Onde ficar em Kuala Lumpur: os melhores bairros e hotéis

miniatura de brinquedo e feito de papelão das torres petronas de kuala lumpur na Malásia. As torres de brinquedo são azuis com bolinhas em azul claro, vermelho e branco e com os nomes Kuala Lumpur escritos em cada uma das torres. Atrás das torres tem um ponta lápis cheio de pincéis.

Antes de decidir onde ficar em Kuala Lumpur você deve pensar em uma questão fundamental no roteiro de sua viagem: quantos dias você ficará na capital da Malásia?

Kuala Lumpur normalmente não entra no roteiro de muitos viajantes. Mas por seus dois enormes aeroportos internacionais concentrarem grande quantidade de voos na região, dependendo de seu planejamento, ficar hospedado uma noite na cidade pode ser obrigatório em sua viagem.

Visão noturna das torres petronas em Kuala lumpur, as torres gêmeas mais altas do mundo

E para quem quiser estender sua estadia e aproveitar o que a Malásia tem a oferecer, conhecer seus melhores bairros e hotéis é o primeiro passo para trazer boas lembranças na bagagem.

Leia mais: O que fazer em Kuala Lumpur, a capital da Malásia

No nosso caso, estivemos duas vezes em Kuala Lumpur e em situações distintas:

Primeiro passamos uma noite apenas na cidade. Chegamos num voo à noite e partiríamos em outro bem cedo pela manhã, para o Laos. Neste caso decidimos ficar em um hotel próximo ao aeroporto e nem chegamos a conhecer Kuala Lumpur propriamente.

Depois, com mais tempo, ficamos sete dias na cidade. Pesquisando bastante, escolhemos ficar hospedados em um bairro próximo ao centro de Kuala Lumpur.

Do resultado destas duas experiências, elaboramos um guia mostrando onde ficar em Kuala Lumpur, com diversas opções de hospedagem.

Nossas sugestões variam de acordo com o tempo que cada viajante terá na cidade:

Os melhores bairros para ficar hospedado e conhecer Kuala Lumpur

mulher morena posando em frente ao monumento em kuala lumpur, na Malásia, onde está escrito I heart (símbolo de coração) KL, ou seja, Eu amo Kuala Lumpur. A mulher veste vestido com estampa típica do sudeste asiático, com cores azuis, o monumento é na cor vermelha. Atrás pode-se ver árvores verdes, céu azuis e prédios altos.

Se você quer explorar a capital da Malásia de verdade, procure sua hospedagem em algum dos bairros no entorno do centro da cidade. Há diversos locais interessantes em Kuala Lumpur e bem diferentes entre si. Sua decisão pode mudar consideravelmente sua forma de explorar a cidade.

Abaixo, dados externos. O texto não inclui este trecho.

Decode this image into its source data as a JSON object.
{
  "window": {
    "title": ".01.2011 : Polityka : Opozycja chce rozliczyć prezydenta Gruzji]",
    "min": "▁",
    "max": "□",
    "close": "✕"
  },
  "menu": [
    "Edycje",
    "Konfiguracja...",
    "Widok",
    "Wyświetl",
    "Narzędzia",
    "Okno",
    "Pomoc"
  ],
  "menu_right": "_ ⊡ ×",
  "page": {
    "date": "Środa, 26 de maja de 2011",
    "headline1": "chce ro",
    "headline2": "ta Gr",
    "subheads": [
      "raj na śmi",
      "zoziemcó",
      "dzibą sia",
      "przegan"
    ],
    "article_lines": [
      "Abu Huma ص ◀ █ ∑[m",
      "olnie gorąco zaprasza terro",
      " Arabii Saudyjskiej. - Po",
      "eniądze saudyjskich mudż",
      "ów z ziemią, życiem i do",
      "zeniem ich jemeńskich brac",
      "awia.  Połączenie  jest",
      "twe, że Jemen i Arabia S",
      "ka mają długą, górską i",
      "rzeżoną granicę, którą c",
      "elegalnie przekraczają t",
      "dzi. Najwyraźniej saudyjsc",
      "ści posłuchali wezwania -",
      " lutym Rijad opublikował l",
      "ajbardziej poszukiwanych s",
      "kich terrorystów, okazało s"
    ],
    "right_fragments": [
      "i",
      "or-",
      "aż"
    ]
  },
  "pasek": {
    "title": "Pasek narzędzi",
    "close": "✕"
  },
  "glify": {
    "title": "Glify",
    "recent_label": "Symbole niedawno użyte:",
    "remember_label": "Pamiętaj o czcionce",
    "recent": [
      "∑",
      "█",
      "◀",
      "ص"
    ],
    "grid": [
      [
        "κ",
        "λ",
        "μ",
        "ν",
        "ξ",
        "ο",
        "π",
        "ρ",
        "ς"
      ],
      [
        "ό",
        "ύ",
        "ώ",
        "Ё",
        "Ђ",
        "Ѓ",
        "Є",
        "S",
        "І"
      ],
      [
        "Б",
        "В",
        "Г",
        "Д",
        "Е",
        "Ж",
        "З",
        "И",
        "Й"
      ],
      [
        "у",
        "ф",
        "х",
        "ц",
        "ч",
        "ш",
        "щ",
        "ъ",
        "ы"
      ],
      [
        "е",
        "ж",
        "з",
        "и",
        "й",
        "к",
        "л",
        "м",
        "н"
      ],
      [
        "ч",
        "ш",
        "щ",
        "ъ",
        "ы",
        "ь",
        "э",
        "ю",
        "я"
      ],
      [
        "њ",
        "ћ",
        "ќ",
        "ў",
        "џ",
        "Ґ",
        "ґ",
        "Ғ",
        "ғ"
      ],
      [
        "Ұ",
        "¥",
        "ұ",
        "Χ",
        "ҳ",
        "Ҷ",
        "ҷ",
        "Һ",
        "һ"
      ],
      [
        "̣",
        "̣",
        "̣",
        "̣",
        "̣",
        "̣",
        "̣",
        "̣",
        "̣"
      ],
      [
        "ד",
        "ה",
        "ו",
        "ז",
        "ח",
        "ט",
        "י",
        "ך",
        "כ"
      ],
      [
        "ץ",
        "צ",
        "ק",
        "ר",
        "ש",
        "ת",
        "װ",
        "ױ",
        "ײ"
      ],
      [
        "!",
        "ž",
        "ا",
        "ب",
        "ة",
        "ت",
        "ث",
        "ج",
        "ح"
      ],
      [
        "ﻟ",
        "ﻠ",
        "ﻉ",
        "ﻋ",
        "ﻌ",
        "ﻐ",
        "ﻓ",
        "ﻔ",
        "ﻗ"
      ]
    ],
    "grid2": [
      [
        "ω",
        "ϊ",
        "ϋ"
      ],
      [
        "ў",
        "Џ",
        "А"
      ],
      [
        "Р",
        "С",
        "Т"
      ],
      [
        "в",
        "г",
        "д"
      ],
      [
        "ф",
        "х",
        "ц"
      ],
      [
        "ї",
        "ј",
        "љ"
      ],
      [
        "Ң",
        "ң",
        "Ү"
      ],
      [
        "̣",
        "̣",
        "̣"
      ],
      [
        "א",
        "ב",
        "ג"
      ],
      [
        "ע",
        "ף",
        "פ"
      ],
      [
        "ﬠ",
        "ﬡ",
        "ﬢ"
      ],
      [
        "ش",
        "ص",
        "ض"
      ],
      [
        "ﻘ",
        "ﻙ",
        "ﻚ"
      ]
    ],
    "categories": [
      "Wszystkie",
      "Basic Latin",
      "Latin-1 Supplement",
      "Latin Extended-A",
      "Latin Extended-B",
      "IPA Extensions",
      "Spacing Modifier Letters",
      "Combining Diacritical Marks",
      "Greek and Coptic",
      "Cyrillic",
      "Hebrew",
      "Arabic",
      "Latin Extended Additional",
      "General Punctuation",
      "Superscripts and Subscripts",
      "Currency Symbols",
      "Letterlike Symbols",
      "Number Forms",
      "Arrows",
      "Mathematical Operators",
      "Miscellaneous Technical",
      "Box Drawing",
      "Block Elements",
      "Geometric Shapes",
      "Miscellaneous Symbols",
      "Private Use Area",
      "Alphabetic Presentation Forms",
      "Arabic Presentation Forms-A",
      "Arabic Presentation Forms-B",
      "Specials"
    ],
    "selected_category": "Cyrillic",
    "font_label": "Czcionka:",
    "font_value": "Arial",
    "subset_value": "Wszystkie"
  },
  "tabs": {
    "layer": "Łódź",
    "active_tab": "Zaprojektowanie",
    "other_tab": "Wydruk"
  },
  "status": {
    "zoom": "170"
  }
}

Essencialmente sua escolha deve considerar que cada bairro se diferenciará conforme o padrão de hospedagem procurado, a oferta de transporte público e a proximidade com pontos de interesse na cidade.

Bukit Bintang

Bukit Bintang é escolha certeira na hora de decidir onde ficar em Kuala Lumpur. O bairro, recheado de shoppings, bares, restaurantes e de vida noturna ativa, é o mais voltado ao público internacional que chega à cidade e o que mais oferece opções de hospedagem, em geral de padrão médio e alto.

Imagem do alto mostrando o centro novo de kuala lumpur visto do alto das torres petronas

Para se locomover, Bukit Bintang ainda conta com duas estações do monotrilho. O KL Monorail liga o bairro ao centro da cidade e passa por diversas atrações no caminho.

Para ser certeiro em sua busca, veja opções de hospedagem próximas à estação Bukit Bintang do monotrilho.

Bukit Bintang será certamente nossa escolha para ficarmos hospedados em uma futura visita a Kuala Lumpur.

Chinatown

Para os que querem economizar na hospedagem e ter toda a facilidade de deslocamento possível na cidade, a melhor escolha é ficar hospedado na Chinatown de Kuala Lumpur.

Chinatown é a área ao redor da Jalan Petaling, uma rua onde todo dia acontece uma feira de produtos de origem duvidosa. Ao contrário de muitas outras ao redor do mundo, a Chinatown de Kuala Lumpur não é tão caótica ou perigosa e é um bom lugar a ficar hospedado.

A região oferece acesso às duas linhas de trens urbanos da cidade, o LRT, com a estação Pasar Seni, na linha Kelana Jaya (que vai até as Torres Petronas) e a estação Plaza Rakyat, na linha Sri Petaling & Ampang (que vai até o Terminal de ônibus de Pudu). Além disso, bem próxima fica a estação Maharajalela do Monotrilho, que leva até a região de Bukit Bintang.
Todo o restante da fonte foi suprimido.